Diplomatie:Sticheleien aus Stockholm

Schwedens Außenministerin Wallström teilt auf Twitter mit, die Türkei erlaube Sex mit Kindern unter 15 Jahren. Die Regierung in Ankara reagiert empört. Tatsächlich ist der Fall komplizierter als sich in einer Kurznachricht erklären lässt.

Von Silke Bigalke, Luisa Seeling, Stockholm/München

Margot Wallström ist bekannt dafür, dass sie zuweilen eher emotional reagiert als diplomatisch. Der schwedischen Außenministerin hat das schon früher Ärger eingehandelt, nun kommt der Ärger aus Ankara. Auslöser des Streits ist ein Tweet: "Die türkische Entscheidung, Sex mit Kindern unter 15 zu erlauben, muss rückgängig gemacht werden", schrieb Wallström jüngst. "Kinder brauchen mehr Schutz, nicht weniger, gegen Gewalt, sexuellen Missbrauch." Es ist eines ihrer Herzensthemen, Wallström war UN-Sonderbeauftragte zum Thema sexuelle Gewalt in Konflikten. Ihre Außenpolitik nennt sie "feministisch", mit einem Fokus auf Menschenrechte, Rechte von Frauen und Mädchen.

Die Sache mit dem türkischen Missbrauchsgesetz ist jedoch komplizierter als ihr Tweet erkennen lässt, die Regierung in Ankara reagierte verärgert. Außenminister Mevlüt Çavuşoğlu warf Wallström "Lüge" und "Verleumdung" vor. Es sei ein Skandal für einen Außenminister, solche "Falschinformationen oder Spekulationen" zu posten, sagte er im Fernsehen. Der Vertreter des schwedischen Botschafters wurde einbestellt. Vize-Premier Mehmet Şimşek antwortete per Twitter: "So etwas Dummes gibt es in der Türkei nicht. Bitte überprüfen Sie ihre Fakten."

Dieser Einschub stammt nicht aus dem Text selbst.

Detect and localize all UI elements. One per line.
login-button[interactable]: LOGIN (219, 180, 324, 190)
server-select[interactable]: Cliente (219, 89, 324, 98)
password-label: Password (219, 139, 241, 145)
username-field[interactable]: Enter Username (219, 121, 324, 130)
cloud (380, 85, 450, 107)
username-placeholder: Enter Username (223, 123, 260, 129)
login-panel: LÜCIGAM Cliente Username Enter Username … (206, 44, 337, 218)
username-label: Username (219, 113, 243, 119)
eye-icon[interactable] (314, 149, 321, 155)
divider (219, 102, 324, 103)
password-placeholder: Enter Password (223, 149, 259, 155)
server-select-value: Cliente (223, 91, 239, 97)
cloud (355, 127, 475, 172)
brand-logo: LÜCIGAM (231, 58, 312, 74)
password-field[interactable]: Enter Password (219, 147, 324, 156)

Im Mai hat das türkische Verfassungsgericht die Rechtslage zum Kindesmissbrauch verändert

Im Mai hatte das türkische Verfassungsgericht entschieden, eine Klausel im Strafgesetzbuch aufzuheben, die sexuelle Handlungen mit Kindern unter 15 Jahren grundsätzlich als Missbrauch einstuft - also auch einvernehmlichen Sex zwischen 14-Jährigen. Ein Bezirksgericht hatte zuvor bemängelt, dass das Gesetz nicht zwischen den Altersgruppen unterscheide. Das türkische Parlament hat nun sechs Monate Zeit, es zu ändern, bevor die Klausel Anfang 2017 annulliert wird. Es werde keine Gesetzeslücke entstehen, versicherte das Justizministerium.

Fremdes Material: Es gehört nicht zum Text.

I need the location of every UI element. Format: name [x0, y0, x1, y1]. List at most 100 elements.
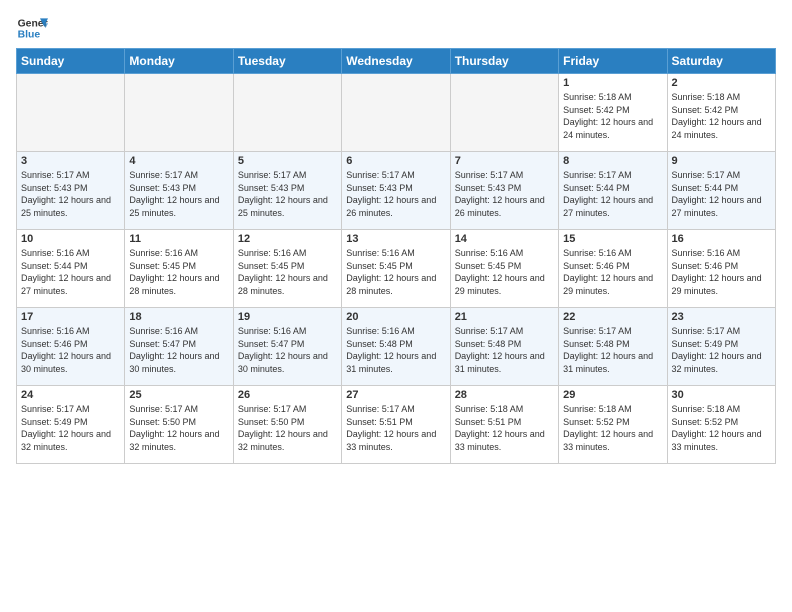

Türkische Menschenrechtsorganisation sind dennoch alarmiert. Die Koordinatorin der Istanbuler Women's Associations, Nazan Moroğlu nannte die Argumentation unsinnig, da jeder Richter schon jetzt einen Ermessensspielraum habe. Die Änderung werde "dazu führen, dass Kinder sexuellem Missbrauch und Vergewaltigung eher ausgesetzt sind", und "dass mehr Mädchen in jungen Jahren verheiratet werden", sagte sie. Kinderrechtsexperten verweisen darauf, dass jeder unter 18 Jahren gemäß internationalen Konventionen per Definition "Kind" sei. "Das Einvernehmen des Kindes zu suchen in Fällen von Missbrauch steht völlig außer Frage", sagte die Vorsitzende der Gesellschaft zur Prävention von Kindesmissbrauch, Bahar Gökler. Das türkische Verfassungsgericht stellte klar, dass sexueller Missbrauch von Kindern strafbar bleibe. In den "internationalen Schlagzeilen" sah es den Versuch, "das Land zu diffamieren".

Sie bereue ihre Aussage nicht, sagte Wallström. Zuvor hatte sie sich durch Kommentare zu Rechtsfragen schon mit Israel und Saudi-Arabien angelegt. In Schweden musste sie sich nun fragen lassen, ob ihre Kritik an der Türkei voreilig gewesen sei. "Ich habe mich korrekt ausgedrückt und es hat zu etwas Positivem beigetragen", sagte sie der Zeitung Svenska Dagbladet. Türkische Organisationen hätten sie unterstützt. "Wofür soll ich mich entschuldigen, dafür, dass ich für die Rechte von Kindern einstehe?" Die Diskussion habe zur Klärung beigetragen, was die Haltung des Verfassungsgerichts bedeute.